View attachment 2171




here is the same data from the Stanford part of the team:

The numbers in that graphic come from "a regression of symptomatic seroprevalence on a treatment indicator, clustering at the village level and controlling for fixed effects for each pair of control-treatment villages." You would have to run backwards through the regression to get to the raw numbers, which isn't possible for us.

The researchers found that among the more than 350,000 people studied, the rate of people who reported symptoms of COVID-19, consented to blood collection and tested positive for the virus was 0.76% in the control villages and 0.68% in the intervention villages, showing an overall reduction in risk for symptomatic, confirmed infection of 9.3% in the intervention villages regardless of mask type.

unless they tell us otherwise I think we have to go with these numbers.

I agree.

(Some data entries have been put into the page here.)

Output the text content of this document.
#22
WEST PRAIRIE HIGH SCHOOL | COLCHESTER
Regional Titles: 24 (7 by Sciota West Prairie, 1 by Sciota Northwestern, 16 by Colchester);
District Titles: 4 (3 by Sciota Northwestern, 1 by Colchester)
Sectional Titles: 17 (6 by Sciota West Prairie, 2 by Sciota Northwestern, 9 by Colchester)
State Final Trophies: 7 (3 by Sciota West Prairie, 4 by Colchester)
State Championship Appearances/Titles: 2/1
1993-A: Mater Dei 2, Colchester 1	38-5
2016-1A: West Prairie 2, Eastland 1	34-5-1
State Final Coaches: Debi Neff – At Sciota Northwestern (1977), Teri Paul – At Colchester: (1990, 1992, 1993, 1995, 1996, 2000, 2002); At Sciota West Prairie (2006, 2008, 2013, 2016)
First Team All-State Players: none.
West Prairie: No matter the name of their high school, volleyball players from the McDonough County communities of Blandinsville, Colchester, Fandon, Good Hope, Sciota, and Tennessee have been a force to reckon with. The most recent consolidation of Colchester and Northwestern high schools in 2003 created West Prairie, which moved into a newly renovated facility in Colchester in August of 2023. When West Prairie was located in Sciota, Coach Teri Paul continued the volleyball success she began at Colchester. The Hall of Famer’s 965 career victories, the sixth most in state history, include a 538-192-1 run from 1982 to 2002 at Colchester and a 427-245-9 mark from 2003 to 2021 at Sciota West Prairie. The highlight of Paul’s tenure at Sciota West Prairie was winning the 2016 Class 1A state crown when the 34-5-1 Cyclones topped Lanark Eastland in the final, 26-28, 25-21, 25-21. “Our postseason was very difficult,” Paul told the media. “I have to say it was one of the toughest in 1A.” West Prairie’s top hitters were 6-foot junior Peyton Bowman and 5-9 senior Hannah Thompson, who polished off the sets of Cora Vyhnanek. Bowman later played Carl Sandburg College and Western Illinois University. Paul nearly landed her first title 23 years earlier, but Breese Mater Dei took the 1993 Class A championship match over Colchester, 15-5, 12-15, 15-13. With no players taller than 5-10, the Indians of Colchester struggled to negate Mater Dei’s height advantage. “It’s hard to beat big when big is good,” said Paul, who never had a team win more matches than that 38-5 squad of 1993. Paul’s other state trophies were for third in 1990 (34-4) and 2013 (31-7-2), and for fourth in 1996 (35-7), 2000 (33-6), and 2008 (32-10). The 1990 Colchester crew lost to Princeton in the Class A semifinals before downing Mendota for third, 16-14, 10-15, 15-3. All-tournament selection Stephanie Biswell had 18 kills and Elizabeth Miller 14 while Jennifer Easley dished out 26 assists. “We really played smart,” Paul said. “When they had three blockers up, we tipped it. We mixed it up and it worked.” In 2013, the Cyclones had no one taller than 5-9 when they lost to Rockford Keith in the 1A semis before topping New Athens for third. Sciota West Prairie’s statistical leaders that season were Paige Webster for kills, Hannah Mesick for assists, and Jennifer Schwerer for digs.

Which is why you have to start with "people who reported symptoms of COVID-19" and "consented to blood collection" (the numbers I gave earlier).
 
and as far as p value... if there were the exactly the same number of positive blood tests in both groups the p-value would be 1.

No. Even if the number of cases was the same in both groups, the number of people who weren't cases was quite different. Let's test this. I'll put the same number of cases in each group (I'll use the average), and do the Chi-square test...

Yup, p-value is 0.042.

ETA: The strength of the findings don't come from the number of cases - small changes make little to no difference. The strength comes from the large difference in non-cases between each group. And it would take a lot more work to erase that difference.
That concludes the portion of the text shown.